Step 1: Understanding the Concept:
This is a Linear Programming Problem (LPP). The solution involves finding the feasible region determined by the linear constraints and then evaluating the objective function Z at the vertices (corner points) of this region. The maximum value of Z will occur at one of these vertices.
Step 2: Key Formula or Approach:
1. Plot the boundary lines of the inequalities.

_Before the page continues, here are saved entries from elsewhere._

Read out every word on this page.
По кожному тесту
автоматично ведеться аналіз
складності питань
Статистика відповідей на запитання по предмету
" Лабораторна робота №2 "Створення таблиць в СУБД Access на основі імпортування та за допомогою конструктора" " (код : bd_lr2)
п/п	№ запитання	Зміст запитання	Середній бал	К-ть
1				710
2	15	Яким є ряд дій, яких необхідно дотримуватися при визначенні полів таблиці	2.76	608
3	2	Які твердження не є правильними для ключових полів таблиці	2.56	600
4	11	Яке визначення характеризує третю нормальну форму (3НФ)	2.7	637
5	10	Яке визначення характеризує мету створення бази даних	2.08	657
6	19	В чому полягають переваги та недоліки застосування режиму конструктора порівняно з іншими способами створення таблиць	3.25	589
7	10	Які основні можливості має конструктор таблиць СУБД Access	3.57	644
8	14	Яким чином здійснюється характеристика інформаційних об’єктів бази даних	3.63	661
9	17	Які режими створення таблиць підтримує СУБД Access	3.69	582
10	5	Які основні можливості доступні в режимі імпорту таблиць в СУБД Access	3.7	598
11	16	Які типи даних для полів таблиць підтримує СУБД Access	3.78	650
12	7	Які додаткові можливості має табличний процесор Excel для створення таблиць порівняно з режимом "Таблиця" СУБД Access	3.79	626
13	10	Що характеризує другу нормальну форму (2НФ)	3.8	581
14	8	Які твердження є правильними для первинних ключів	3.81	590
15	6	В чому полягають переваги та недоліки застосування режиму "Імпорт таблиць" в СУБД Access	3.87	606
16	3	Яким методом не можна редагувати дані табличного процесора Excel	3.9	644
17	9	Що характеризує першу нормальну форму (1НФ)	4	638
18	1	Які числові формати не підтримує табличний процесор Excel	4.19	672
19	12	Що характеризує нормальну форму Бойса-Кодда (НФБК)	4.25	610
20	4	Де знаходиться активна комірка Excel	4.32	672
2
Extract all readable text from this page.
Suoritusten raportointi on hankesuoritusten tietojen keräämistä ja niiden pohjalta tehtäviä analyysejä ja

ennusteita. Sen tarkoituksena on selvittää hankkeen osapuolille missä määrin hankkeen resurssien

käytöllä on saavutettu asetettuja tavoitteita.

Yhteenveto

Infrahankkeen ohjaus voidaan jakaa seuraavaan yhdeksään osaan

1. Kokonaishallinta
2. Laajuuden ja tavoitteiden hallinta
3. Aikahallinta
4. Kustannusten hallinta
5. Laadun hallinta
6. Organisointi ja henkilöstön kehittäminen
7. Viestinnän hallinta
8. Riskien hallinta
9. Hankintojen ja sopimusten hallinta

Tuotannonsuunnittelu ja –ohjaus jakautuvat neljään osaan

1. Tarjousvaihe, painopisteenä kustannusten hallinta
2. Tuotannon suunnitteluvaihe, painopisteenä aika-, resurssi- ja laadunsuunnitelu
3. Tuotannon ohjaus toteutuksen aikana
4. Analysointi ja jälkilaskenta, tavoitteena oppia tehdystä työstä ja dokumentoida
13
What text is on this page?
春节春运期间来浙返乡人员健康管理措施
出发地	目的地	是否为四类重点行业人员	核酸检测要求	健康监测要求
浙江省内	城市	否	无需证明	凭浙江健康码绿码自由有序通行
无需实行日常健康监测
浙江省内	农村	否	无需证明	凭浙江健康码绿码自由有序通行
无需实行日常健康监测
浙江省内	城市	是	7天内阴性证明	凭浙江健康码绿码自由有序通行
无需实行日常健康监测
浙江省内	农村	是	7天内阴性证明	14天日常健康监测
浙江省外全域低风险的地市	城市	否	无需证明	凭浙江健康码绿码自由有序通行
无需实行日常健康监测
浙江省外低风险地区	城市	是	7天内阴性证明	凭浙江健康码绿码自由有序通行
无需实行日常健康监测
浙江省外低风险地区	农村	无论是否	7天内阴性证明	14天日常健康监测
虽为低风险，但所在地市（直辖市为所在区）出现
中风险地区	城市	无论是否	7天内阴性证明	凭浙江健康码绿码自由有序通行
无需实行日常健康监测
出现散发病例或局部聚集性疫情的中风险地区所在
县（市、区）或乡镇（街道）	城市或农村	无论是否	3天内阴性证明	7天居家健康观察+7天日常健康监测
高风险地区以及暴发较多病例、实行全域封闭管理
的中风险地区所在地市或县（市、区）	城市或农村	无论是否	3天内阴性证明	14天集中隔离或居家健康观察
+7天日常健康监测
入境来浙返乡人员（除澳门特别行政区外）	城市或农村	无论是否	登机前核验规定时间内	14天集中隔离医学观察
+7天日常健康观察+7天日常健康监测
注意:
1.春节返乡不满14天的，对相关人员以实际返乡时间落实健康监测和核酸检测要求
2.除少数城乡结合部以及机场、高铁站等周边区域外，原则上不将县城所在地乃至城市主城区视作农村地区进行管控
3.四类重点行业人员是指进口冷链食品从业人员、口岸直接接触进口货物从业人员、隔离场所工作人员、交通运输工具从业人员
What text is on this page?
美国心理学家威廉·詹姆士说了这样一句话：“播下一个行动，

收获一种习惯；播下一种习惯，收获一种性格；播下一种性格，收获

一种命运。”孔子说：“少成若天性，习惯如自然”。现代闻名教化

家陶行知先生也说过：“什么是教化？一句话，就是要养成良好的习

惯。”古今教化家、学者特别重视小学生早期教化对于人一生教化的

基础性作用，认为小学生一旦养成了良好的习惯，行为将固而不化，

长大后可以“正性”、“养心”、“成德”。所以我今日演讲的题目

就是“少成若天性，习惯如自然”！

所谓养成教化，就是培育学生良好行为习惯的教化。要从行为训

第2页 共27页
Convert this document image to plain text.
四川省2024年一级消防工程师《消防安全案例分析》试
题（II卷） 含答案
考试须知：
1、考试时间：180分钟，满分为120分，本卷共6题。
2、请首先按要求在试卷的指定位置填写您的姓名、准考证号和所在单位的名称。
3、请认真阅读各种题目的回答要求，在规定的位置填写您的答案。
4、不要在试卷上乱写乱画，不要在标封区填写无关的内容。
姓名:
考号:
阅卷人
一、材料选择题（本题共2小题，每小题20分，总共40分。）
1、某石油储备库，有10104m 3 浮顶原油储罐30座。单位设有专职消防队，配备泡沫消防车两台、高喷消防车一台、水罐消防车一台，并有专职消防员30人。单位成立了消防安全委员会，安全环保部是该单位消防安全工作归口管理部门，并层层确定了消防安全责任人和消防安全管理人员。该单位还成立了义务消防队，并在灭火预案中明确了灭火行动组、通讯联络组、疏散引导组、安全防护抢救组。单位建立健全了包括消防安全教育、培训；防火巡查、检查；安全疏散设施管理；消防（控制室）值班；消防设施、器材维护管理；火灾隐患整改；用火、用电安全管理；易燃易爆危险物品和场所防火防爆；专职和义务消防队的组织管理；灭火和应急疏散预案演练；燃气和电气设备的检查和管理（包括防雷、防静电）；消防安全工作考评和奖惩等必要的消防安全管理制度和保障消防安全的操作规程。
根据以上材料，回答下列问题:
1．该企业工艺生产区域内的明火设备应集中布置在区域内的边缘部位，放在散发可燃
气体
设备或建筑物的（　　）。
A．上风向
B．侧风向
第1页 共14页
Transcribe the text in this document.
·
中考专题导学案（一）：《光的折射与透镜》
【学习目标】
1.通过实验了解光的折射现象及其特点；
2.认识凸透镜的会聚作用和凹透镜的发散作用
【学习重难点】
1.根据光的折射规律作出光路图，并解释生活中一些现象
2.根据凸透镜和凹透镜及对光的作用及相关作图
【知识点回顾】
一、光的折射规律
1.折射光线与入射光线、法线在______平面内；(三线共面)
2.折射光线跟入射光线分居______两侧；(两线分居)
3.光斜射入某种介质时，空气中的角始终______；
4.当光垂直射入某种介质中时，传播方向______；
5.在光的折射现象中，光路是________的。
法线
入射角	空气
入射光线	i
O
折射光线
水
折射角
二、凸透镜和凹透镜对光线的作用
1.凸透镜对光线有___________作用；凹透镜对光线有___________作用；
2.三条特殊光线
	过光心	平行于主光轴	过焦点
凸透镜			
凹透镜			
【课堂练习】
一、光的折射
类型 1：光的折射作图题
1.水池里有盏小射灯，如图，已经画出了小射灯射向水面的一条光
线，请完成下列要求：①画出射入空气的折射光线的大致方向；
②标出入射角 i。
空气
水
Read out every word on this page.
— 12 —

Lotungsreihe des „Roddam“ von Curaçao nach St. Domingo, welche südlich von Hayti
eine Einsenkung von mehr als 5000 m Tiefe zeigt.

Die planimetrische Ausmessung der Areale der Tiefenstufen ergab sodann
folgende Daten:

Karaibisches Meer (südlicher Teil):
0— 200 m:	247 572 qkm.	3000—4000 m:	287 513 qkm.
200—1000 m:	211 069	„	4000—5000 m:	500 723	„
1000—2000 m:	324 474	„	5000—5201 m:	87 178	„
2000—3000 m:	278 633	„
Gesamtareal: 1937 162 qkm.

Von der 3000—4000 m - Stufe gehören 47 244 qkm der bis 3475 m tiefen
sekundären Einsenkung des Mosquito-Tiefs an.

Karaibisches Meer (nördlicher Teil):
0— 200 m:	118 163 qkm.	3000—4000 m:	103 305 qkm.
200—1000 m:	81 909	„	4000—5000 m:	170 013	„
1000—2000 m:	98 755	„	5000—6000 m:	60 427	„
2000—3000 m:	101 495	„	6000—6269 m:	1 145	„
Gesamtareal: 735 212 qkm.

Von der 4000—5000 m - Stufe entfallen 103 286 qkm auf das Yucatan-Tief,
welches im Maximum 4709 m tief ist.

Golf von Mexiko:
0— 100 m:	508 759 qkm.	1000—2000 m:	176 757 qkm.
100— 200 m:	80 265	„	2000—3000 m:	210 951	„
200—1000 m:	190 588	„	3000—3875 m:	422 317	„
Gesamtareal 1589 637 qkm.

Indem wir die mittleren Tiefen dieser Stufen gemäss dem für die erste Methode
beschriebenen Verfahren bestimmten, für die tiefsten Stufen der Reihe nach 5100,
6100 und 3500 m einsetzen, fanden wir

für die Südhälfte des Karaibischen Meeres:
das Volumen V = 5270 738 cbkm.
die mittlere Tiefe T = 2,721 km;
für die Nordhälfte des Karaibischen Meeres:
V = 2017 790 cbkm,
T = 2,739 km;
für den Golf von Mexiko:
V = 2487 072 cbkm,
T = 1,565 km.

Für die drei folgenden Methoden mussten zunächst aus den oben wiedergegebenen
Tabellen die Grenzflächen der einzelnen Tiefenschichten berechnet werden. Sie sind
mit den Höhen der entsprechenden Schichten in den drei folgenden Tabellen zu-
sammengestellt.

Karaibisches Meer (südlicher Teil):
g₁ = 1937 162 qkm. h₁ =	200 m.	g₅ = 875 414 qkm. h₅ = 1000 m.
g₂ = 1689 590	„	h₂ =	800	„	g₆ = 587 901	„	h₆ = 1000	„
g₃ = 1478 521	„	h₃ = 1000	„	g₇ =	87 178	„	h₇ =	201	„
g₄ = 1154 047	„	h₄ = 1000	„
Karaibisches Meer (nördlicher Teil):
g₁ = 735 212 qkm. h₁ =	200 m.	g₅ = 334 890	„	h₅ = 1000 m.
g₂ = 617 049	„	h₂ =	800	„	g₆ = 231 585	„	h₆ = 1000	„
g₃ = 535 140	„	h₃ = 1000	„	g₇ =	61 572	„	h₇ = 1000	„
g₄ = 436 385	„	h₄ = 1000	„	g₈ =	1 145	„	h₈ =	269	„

2. Identify the feasible region by finding the common area satisfying all constraints.
3. Determine the coordinates of the corner points of the feasible region.
4. Substitute the coordinates of each corner point into the objective function Z.
5. The largest value obtained is the maximum value of Z.
Step 3: Detailed Explanation or Calculation:
The constraints are: 1. \( 5x + 3y \le 15 \) 2. \( 2x + 5y \le 10 \) 3. \( x \ge 0, y \ge 0 \) The feasible region is in the first quadrant.
Corner Points:
- O(0, 0): The origin.
- A: The x-intercept of \( 5x + 3y = 15 \). Let \( y=0 \), then \( 5x=15 → x=3 \). Point A is (3, 0).
- C: The y-intercept of \( 2x + 5y = 10 \). Let \( x=0 \), then \( 5y=10 → y=2 \). Point C is (0, 2).
- B: The intersection of \( 5x + 3y = 15 \) and \( 2x + 5y = 10 \).
Multiply the first equation by 5 and the second by 3:
\( 25x + 15y = 75 \)
\( 6x + 15y = 30 \)
Subtract the second from the first: \( 19x = 45 → x = \frac{45}{19} \).
Substitute x back into \( 2x + 5y = 10 \):
\( 2(\frac{45}{19}) + 5y = 10 → \frac{90}{19} + 5y = 10 → 5y = 10 - \frac{90}{19} = \frac{190-90}{19} = \frac{100}{19} → y = \frac{20}{19} \).
Point B is \( (\frac{45}{19}, \frac{20}{19}) \).
Evaluate Z at corner points:
- At O(0, 0): \( Z = 8(0) + 5(0) = 0 \)
- At A(3, 0): \( Z = 8(3) + 5(0) = 24 \)
- At C(0, 2): \( Z = 8(0) + 5(2) = 10 \)
- At B(\( \frac{45}{19}, \frac{20}{19} \)): \( Z = 8(\frac{45}{19}) + 5(\frac{20}{19}) = \frac{360}{19} + \frac{100}{19} = \frac{460}{19} \approx 24.21 \)
Step 4: Final Answer:
Comparing the values of Z at the corner points (0, 24, 10, and 460/19), the maximum value is \( \frac{460}{19} \).